Experimental results show promising conclusions in three out of four NLP benchmarks.
-
First, compared to fine-tuning and distillation, step-by-step distillation models achieved better performance across datasets, reducing the average training instances by more than 50% (with reductions of over 85% possible).
-
Second, our model outperformed LLMs with a smaller model size (up to 2000 times smaller), drastically reducing the computational costs required for model deployment.
-
Third, this research reduced the amount of data needed to surpass LLMs while shrinking model size. The researchers used a 770M T5 model to outperform a 540B parameter LLM. This smaller model used only 80% of the labeled dataset from existing fine-tuning methods.
When only unlabeled data is available, the performance of the small model still surpasses that of LLMs—just using an 11B T5 model exceeded the performance of the 540B PaLM.
This study further demonstrates that when a smaller model performs worse than LLMs, step-by-step distillation can more effectively utilize additional unlabeled data to make the smaller model comparable to LLM performance compared to standard distillation methods.
Step-by-Step Distillation
The researchers proposed the new paradigm of step-by-step distillation to leverage the reasoning capabilities of LLMs for efficiently training smaller models with data. The overall framework is shown in Figure 2.

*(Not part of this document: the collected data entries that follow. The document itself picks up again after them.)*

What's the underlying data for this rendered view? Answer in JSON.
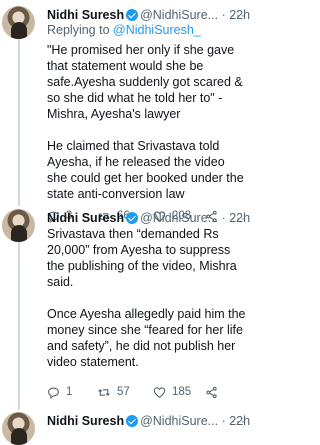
{
  "tweets": [
    {
      "name": "Nidhi Suresh",
      "handle": "@NidhiSure...",
      "dot": "·",
      "time": "22h",
      "reply_prefix": "Replying to ",
      "reply_to": "@NidhiSuresh_",
      "paragraphs": [
        "\"He promised her only if she gave that statement would she be safe.Ayesha suddenly got scared & so she did what he told her to\" - Mishra, Ayesha's lawyer",
        "He claimed that Srivastava told Ayesha, if he released the video she could get her booked under the state anti-conversion law"
      ],
      "replies": "3",
      "retweets": "66",
      "likes": "208"
    },
    {
      "name": "Nidhi Suresh",
      "handle": "@NidhiSure...",
      "dot": "·",
      "time": "22h",
      "paragraphs": [
        "Srivastava then “demanded Rs 20,000” from Ayesha to suppress the publishing of the video, Mishra said.",
        "Once Ayesha allegedly paid him the money since she “feared for her life and safety”, he did not publish her video statement."
      ],
      "replies": "1",
      "retweets": "57",
      "likes": "185"
    },
    {
      "name": "Nidhi Suresh",
      "handle": "@NidhiSure...",
      "dot": "·",
      "time": "22h"
    }
  ],
  "icons": {
    "verified": "verified-badge-icon",
    "reply": "reply-icon",
    "retweet": "retweet-icon",
    "like": "heart-icon",
    "share": "share-icon",
    "more": "more-icon"
  },
  "colors": {
    "accent": "#1d9bf0",
    "secondary_text": "#536471",
    "text": "#0f1419",
    "thread_line": "#cfd9de"
  }
}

This paradigm consists of two simple steps: first, given an LLM and an unlabeled dataset, prompt the LLM to generate output labels along with rationales that justify those labels. The rationales are natural language explanations that support the predicted labels (see Figure 2). Rationales are an emergent behavior of current self-supervised LLMs.
Then, in addition to the task labels, these rationales are used to train smaller downstream models. In simple terms, rationales provide richer, more detailed information to explain why an input maps to a specific output label.
Experimental Results
The researchers validated the effectiveness of step-by-step distillation in experiments. First, compared to standard fine-tuning and task distillation methods, step-by-step distillation helps achieve better performance with far fewer training instances, significantly improving the data efficiency of learning small task-specific models.
Second, the research indicates that the step-by-step distillation method surpasses LLM performance with smaller model sizes, significantly reducing deployment costs compared to LLMs.
Lastly, the researchers investigated the minimum resources required for the step-by-step distillation method to outperform LLM performance, including the number of training examples and model size. They demonstrated that the step-by-step distillation method improves data efficiency and deployment efficiency while using less data and smaller models.